Q: LPG mainly contains:
(a) Methane (b) Propane and butane (c) Hydrogen (d) Carbon monoxide
Answer: (b) Propane and butane.
Q: Acetylene is:
(a) Alkane (b) Alkene (c) Alkyne (d) Aromatic
Answer: (c) Alkyne — C₂H₂ with triple bond.
Q: Biogas mainly contains:
(a) Hydrogen (b) Methane (c) Butane (d) Octane
Answer: (b) Methane — ~50-60%.
Q: Incomplete combustion of hydrocarbons produces toxic:
(a) CO₂ (b) CO (c) H₂O (d) O₂
Answer: (b) CO — carbon monoxide.
Drill Hydrocarbons and Fuels for NDA
NDA-pattern items on Hydrocarbons and Fuels with answer keys and explanations.

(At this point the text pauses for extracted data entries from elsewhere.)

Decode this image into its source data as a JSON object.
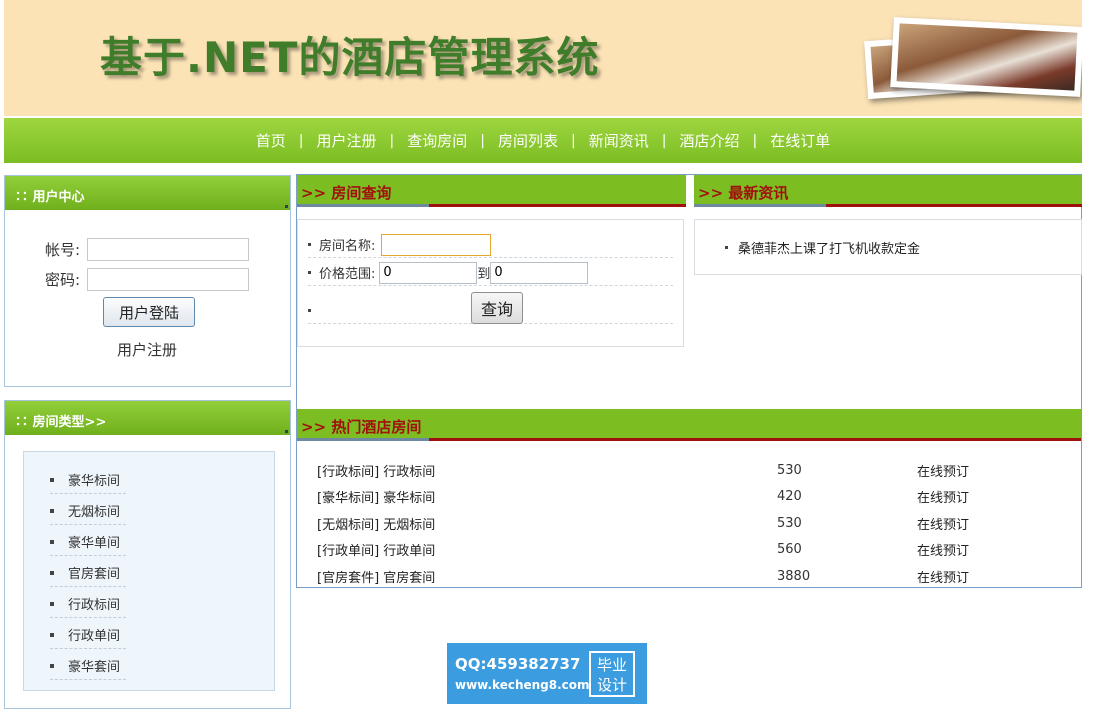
{
  "banner": {
    "title": "基于.NET的酒店管理系统"
  },
  "nav": {
    "items": [
      "首页",
      "用户注册",
      "查询房间",
      "房间列表",
      "新闻资讯",
      "酒店介绍",
      "在线订单"
    ],
    "separator": "|"
  },
  "user_center": {
    "title": "用户中心",
    "account_label": "帐号:",
    "password_label": "密码:",
    "account_value": "",
    "password_value": "",
    "login_button": "用户登陆",
    "register_link": "用户注册"
  },
  "room_types": {
    "title": "房间类型>>",
    "items": [
      "豪华标间",
      "无烟标间",
      "豪华单间",
      "官房套间",
      "行政标间",
      "行政单间",
      "豪华套间"
    ]
  },
  "room_search": {
    "title": ">> 房间查询",
    "name_label": "房间名称:",
    "name_value": "",
    "price_label": "价格范围:",
    "price_min": "0",
    "price_to": "到",
    "price_max": "0",
    "query_button": "查询"
  },
  "news": {
    "title": ">> 最新资讯",
    "items": [
      "桑德菲杰上课了打飞机收款定金"
    ]
  },
  "hot_rooms": {
    "title": ">> 热门酒店房间",
    "rows": [
      {
        "name": "[行政标间] 行政标间",
        "price": "530",
        "action": "在线预订"
      },
      {
        "name": "[豪华标间] 豪华标间",
        "price": "420",
        "action": "在线预订"
      },
      {
        "name": "[无烟标间] 无烟标间",
        "price": "530",
        "action": "在线预订"
      },
      {
        "name": "[行政单间] 行政单间",
        "price": "560",
        "action": "在线预订"
      },
      {
        "name": "[官房套件] 官房套间",
        "price": "3880",
        "action": "在线预订"
      }
    ]
  },
  "badge": {
    "qq": "QQ:459382737",
    "url": "www.kecheng8.com",
    "tag_line1": "毕业",
    "tag_line2": "设计"
  }
}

Start Free Mock TestFrequently Asked Questions
Why is CNG considered cleaner than petrol or diesel?
CNG burns more completely → less CO, less unburnt hydrocarbons, less soot/particulate matter. No lead. CO₂ emissions are lower per unit energy. Used by Delhi's public buses since the 1990s under court order.
What is the difference between LPG and CNG?
LPG = Liquefied Petroleum Gas — propane and butane, stored as liquid under moderate pressure. Heavier than air. Used in domestic cylinders. CNG = Compressed Natural Gas — mostly methane, compressed to high pressure. Lighter than air. Used in vehicles.
How is petroleum formed?
From marine organisms (algae, plankton) that died and settled to ocean floors millions of years ago. Buried under sediments, subjected to heat and pressure over millions of years → transformed into hydrocarbons (oil and natural gas). Hence 'fossil fuel'.
Why does a candle flame have a yellow tip and a blue base?
Yellow zone — incomplete combustion, soot (carbon particles) glowing. Blue zone — sufficient oxygen for complete combustion. A blue flame is hotter and cleaner than yellow. Bunsen burner shows this principle clearly.
What is the calorific value?
Energy released per unit mass (or volume) of fuel on complete combustion. Hydrogen has the highest calorific value among common fuels (150 kJ/g). It's why hydrogen is being explored as a future fuel — but storage and production challenges remain.